In response, Riester compares this cause to the civil rights movement: “It never started with one specific demand, it started with dissatisfaction.”

For him, the emphasis is not on tangible outcomes but on spreading an awareness that large numbers of Americans are deeply unhappy with the way the power structure of the country is spending government funds, making war and dealing with working people. “For me, it’s not about having a list of structured demands,” Riester said, “it’s about being out there on the streets.”

Brandeis students and alumni were getting involved in the movement even before it hit the greater Boston area.

Naveh Halperin ’12 said engaging in Occupy Wall Street was “a no-brainer. It was a culmination of what I wanted to do for a very long time.”
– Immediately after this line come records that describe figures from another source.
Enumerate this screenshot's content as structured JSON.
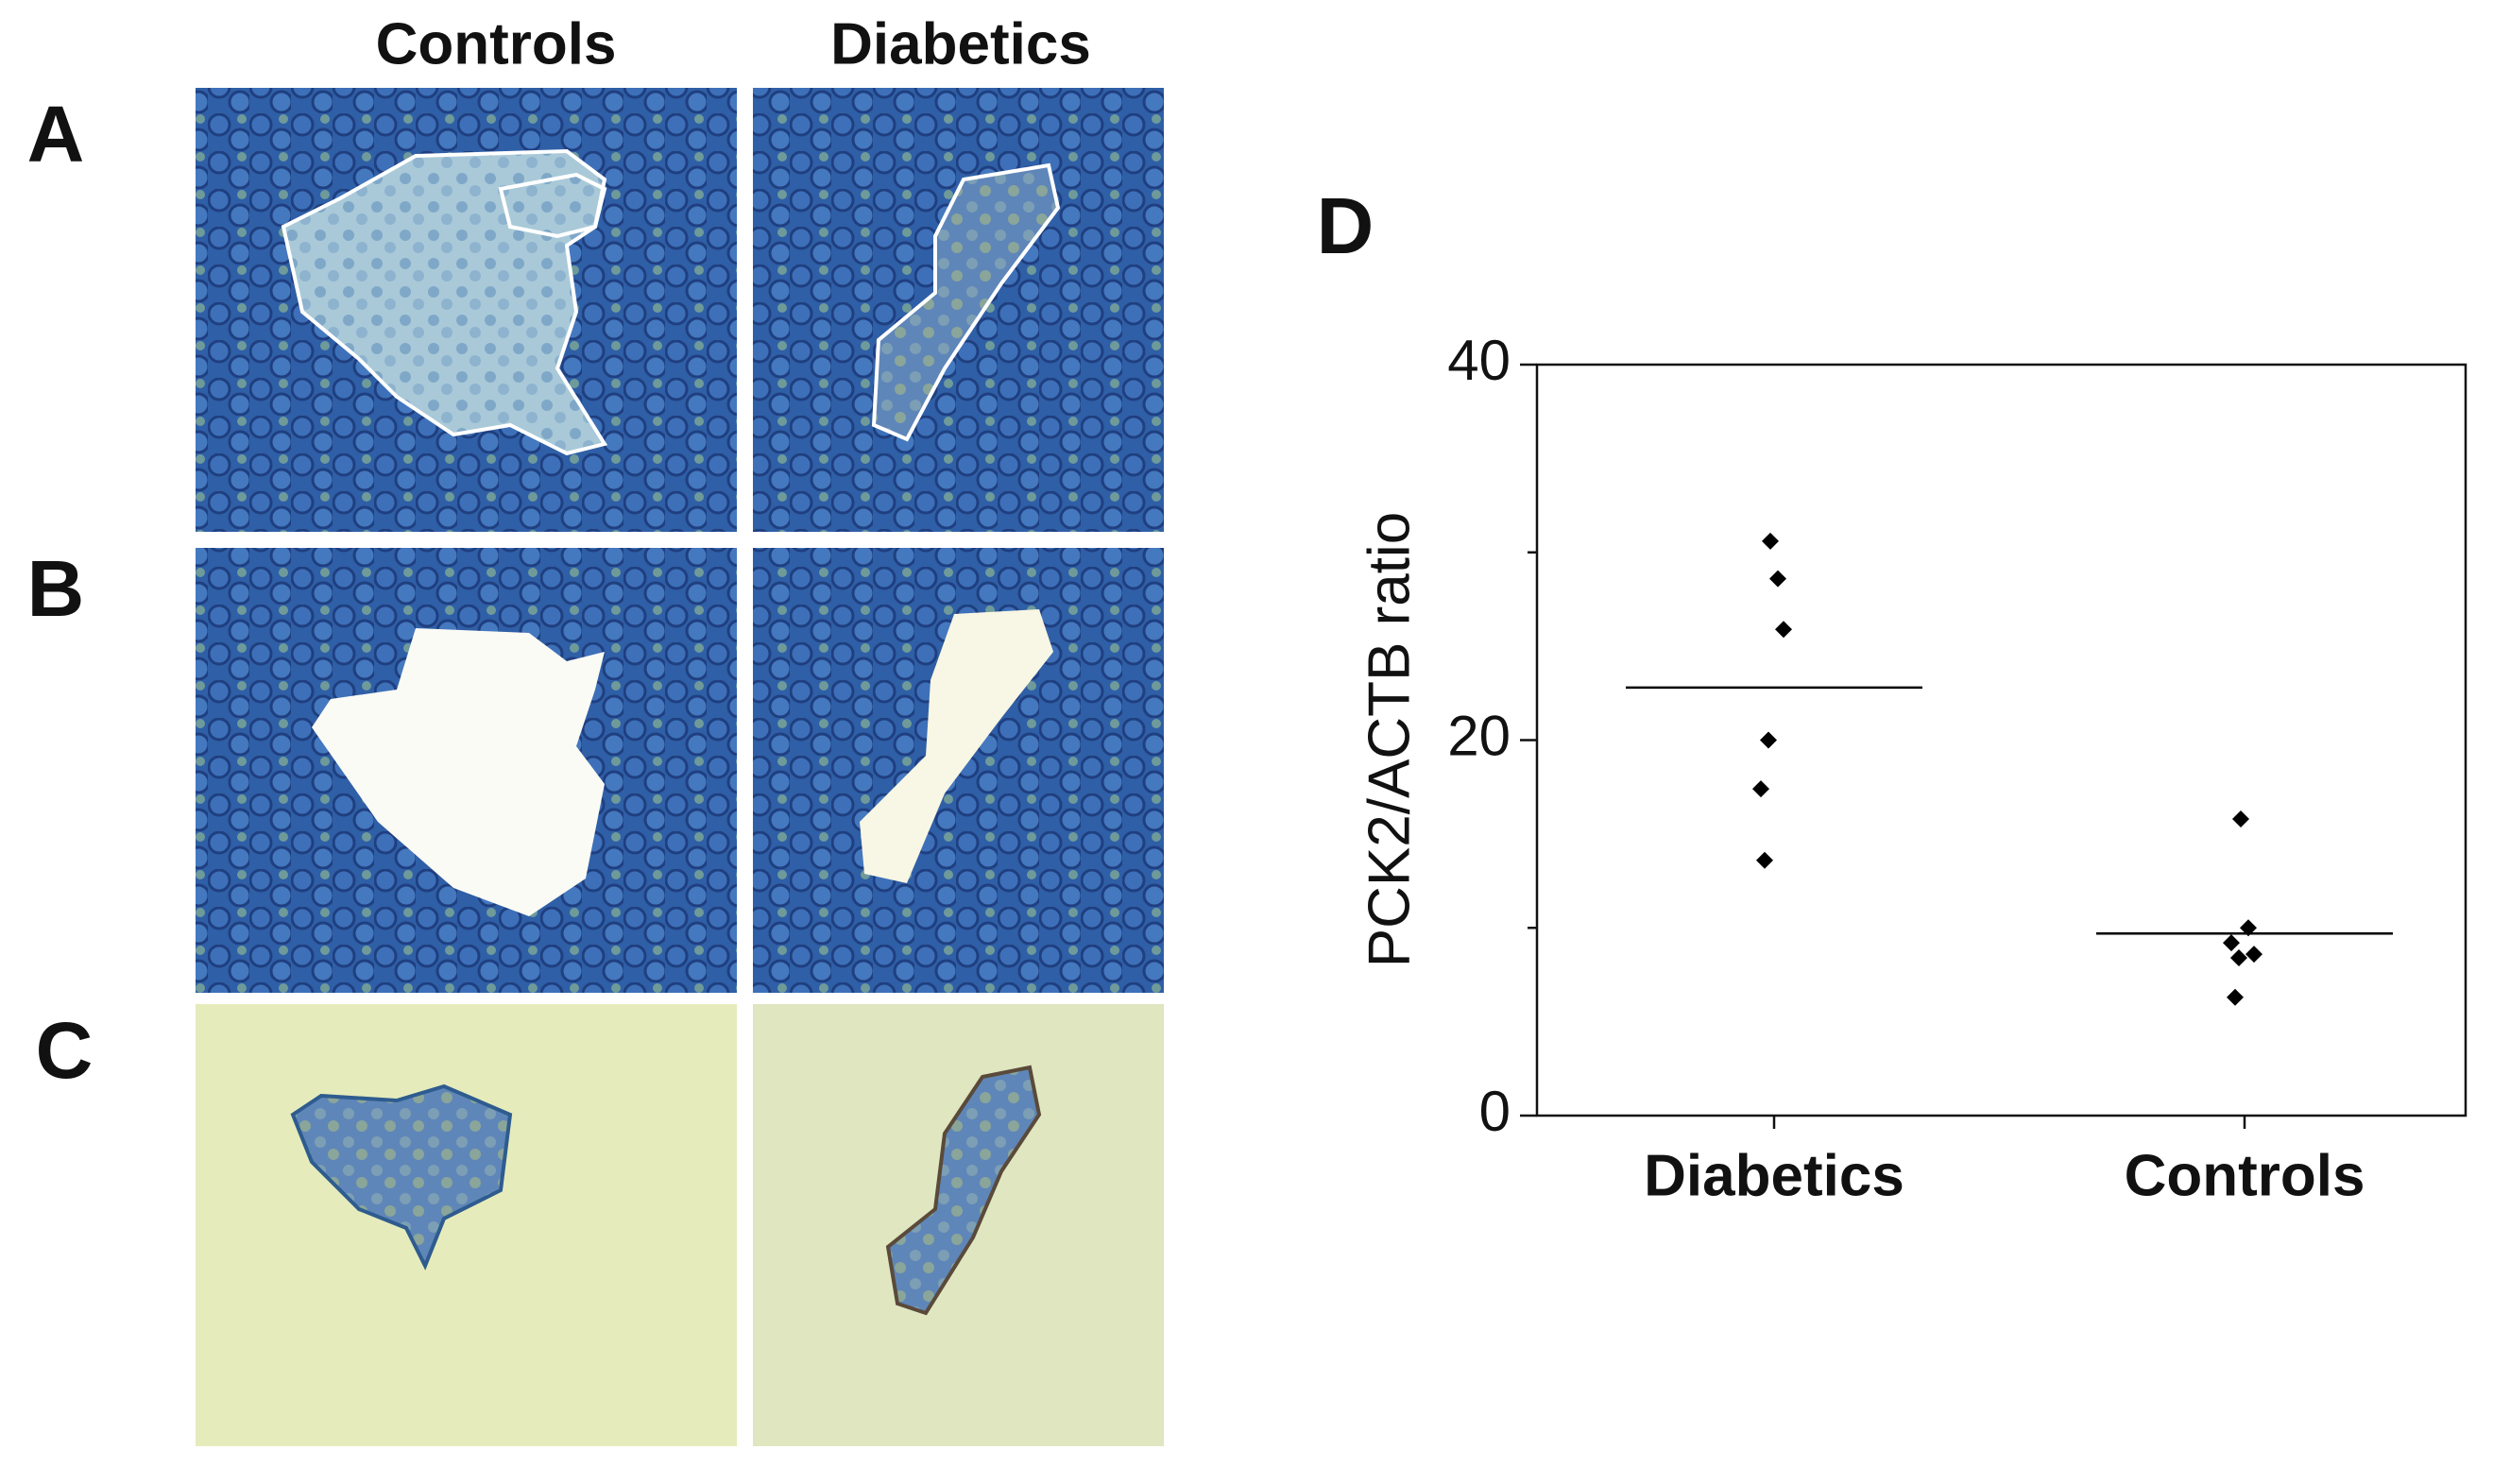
{
  "micrographs": {
    "column_headers": [
      "Controls",
      "Diabetics"
    ],
    "row_labels": [
      "A",
      "B",
      "C"
    ]
  },
  "chart_data": {
    "type": "dot",
    "panel_label": "D",
    "y_label": "PCK2/ACTB ratio",
    "categories": [
      "Diabetics",
      "Controls"
    ],
    "values": [
      [
        30.6,
        28.6,
        25.9,
        20.0,
        17.4,
        13.6
      ],
      [
        15.8,
        10.0,
        8.6,
        8.4,
        9.2,
        6.3
      ]
    ],
    "means": [
      22.8,
      9.7
    ],
    "ylim": [
      0,
      40
    ],
    "yticks": [
      0,
      20,
      40
    ],
    "minor_yticks": [
      10,
      30
    ],
    "color": "#000000"
  }
}
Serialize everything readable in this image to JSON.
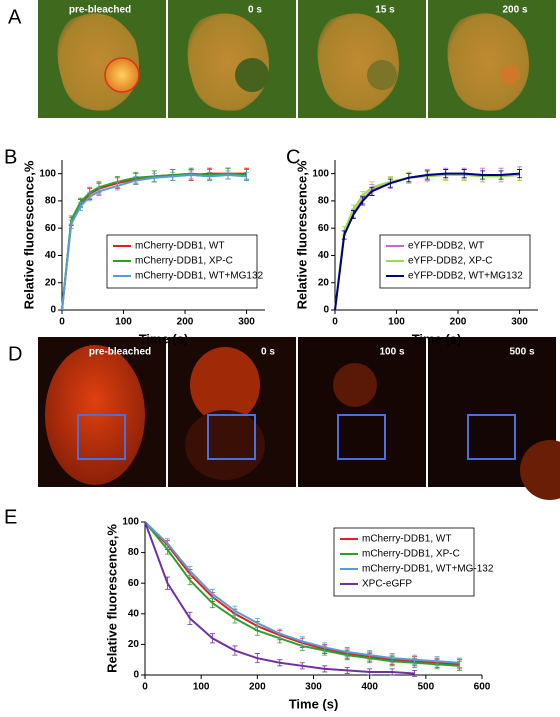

Many students echo his sentiments; there has long been a deep-rooted dissatisfaction among students over the way America has been run and the resulting debt and economic hardships which have been inflicted on ordinary people. Now, Halperin says, “everyone knows someone who has lost a job, or their mortgage, or is going through some great financial crisis.”

Wellish said a main reason the movement is gaining popularity and spreading swiftly is that it accommodates a broad range of critiques of the current situation. “Any issue that you could possibly have been passionate about with regard to the eco-political atmosphere of the country, all come under the umbrella that is Occupy Wall Street,” she said.

Wellish expressed great respect and admiration for the way in which protests are being organized, especially in the absence of any figurehead or leading group. “It’s not an anarchist riot 24/7 as most media coverage would have you believe,” she said. “If anything it’s a community with many different parts working together.”